Man sieht Troller seine siebzig Jahre nicht an: Jugendlich glattes Gesicht, ausgefallene, weiße Barttracht, spiegelnd schwarze Haare und der unvermeidliche Seidenschal statt einer Krawatte. Überraschend und verwunderlich: sein prononciert deutscher Akzent.

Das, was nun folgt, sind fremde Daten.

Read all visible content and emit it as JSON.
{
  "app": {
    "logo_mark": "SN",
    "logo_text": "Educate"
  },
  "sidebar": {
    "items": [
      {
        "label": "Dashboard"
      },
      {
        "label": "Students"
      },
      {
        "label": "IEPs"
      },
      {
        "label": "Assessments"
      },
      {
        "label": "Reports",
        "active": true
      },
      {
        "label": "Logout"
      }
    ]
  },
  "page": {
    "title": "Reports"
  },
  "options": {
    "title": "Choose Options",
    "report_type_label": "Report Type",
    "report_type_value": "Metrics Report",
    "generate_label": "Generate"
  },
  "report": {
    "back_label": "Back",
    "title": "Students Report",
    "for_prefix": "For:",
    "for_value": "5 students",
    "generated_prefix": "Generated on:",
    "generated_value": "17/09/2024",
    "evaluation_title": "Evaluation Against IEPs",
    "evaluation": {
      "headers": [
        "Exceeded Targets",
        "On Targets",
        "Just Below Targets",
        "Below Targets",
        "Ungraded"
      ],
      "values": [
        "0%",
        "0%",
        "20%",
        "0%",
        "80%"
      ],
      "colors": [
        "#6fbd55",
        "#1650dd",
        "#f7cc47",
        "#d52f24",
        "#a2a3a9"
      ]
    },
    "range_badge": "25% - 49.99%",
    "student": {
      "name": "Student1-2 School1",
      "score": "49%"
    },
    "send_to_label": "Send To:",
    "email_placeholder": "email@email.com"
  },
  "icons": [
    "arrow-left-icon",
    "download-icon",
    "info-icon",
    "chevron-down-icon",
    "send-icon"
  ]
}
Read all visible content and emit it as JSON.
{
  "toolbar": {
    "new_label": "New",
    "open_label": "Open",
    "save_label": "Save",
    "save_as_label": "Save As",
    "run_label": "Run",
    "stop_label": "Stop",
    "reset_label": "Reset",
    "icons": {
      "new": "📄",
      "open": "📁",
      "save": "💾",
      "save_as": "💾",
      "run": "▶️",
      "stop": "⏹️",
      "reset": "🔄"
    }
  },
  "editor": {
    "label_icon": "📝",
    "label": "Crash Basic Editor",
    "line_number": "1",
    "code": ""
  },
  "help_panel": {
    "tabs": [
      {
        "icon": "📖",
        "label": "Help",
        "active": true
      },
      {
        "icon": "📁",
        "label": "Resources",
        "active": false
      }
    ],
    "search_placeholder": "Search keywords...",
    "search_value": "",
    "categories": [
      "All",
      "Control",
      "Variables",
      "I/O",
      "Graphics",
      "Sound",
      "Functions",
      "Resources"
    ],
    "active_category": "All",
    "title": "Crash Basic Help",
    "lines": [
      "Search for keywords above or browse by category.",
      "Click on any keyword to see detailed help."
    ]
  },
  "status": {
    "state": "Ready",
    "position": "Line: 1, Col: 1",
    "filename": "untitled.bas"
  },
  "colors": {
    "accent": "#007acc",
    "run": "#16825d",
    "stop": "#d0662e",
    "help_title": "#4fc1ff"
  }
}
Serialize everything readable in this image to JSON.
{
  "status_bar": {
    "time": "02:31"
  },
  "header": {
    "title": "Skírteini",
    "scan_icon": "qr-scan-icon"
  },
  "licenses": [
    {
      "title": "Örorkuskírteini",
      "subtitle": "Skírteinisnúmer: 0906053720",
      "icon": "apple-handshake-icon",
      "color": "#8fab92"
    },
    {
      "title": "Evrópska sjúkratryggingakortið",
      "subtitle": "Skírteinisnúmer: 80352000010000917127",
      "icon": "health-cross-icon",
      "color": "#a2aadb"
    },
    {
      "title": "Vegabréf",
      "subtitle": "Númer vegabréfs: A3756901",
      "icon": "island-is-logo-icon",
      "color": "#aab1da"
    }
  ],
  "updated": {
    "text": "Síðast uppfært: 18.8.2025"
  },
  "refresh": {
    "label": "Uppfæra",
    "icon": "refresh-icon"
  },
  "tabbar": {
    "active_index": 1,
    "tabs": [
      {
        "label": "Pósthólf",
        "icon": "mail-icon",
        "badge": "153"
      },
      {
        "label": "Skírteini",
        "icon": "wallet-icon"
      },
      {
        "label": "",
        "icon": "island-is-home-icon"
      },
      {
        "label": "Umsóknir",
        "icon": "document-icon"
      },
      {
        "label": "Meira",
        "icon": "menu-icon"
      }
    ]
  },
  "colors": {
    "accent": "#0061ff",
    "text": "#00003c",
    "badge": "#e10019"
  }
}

In Österreich wurde Stefan Georg Troller vor allem durch die Emigran-ten-Trilogie „Wohin und zurück" bekannt, zu der er nach seiner eigenen Lebensgeschichte das Drehbuch schrieb. Regisseur Axel Corti habe mitgeholfen „zu verknappen, zu verkürzen und mundgerecht zu machen", erzählt Troller. Die beiden trafen sich zu Endlosgesprächen in Trollers „Landhäuschen in der Normandie -ohne Frauen".

Insbesondere der dritte Teil der Trilogie „Welcome in Vienna" erzielte einen respektablen Erfolg. In Paris lief der Film achtzehn Monate im Kino und brachte Corti in Cannes den internationalen Durchbruch.

Der Erfolg des Films gab dann den Anstoß für die Autobiographie „Selbstbeschreibung", die 1988 erschien. Troller fand nun „den Mut, das Buch zu schreiben", das er „schon Jahre in sich trug". Ganze Jahrgänge der deutschen Emigrantenzeitung „Aufbau" habe er durchgeackert, um „Farbe und Authentizität" zu gewinnen. Heimat- und Identitätssuche waren das beherrschende Thema seiner Exiljahre: „Identität ist ja eng ver-. bunden mit dem Land, der Religion, der Zugehörigkeit". Und Identität sei eine psychische Notwendigkeit.

Abwehr und Ressentiments

Im Jahr 1921 in Wien als Sohn eines gutbürgerlichen Pelzhändlers geboren, mußte er als siebzehnjähriger Gymnasiast 1938 Österreich verlassen. Über Prag und Frankreich gelang ihm die Flucht vor den Nationalsozialisten in die USA. Ab 1943 nahm er als US-Soldat am Zweiten Weltkrieg teil.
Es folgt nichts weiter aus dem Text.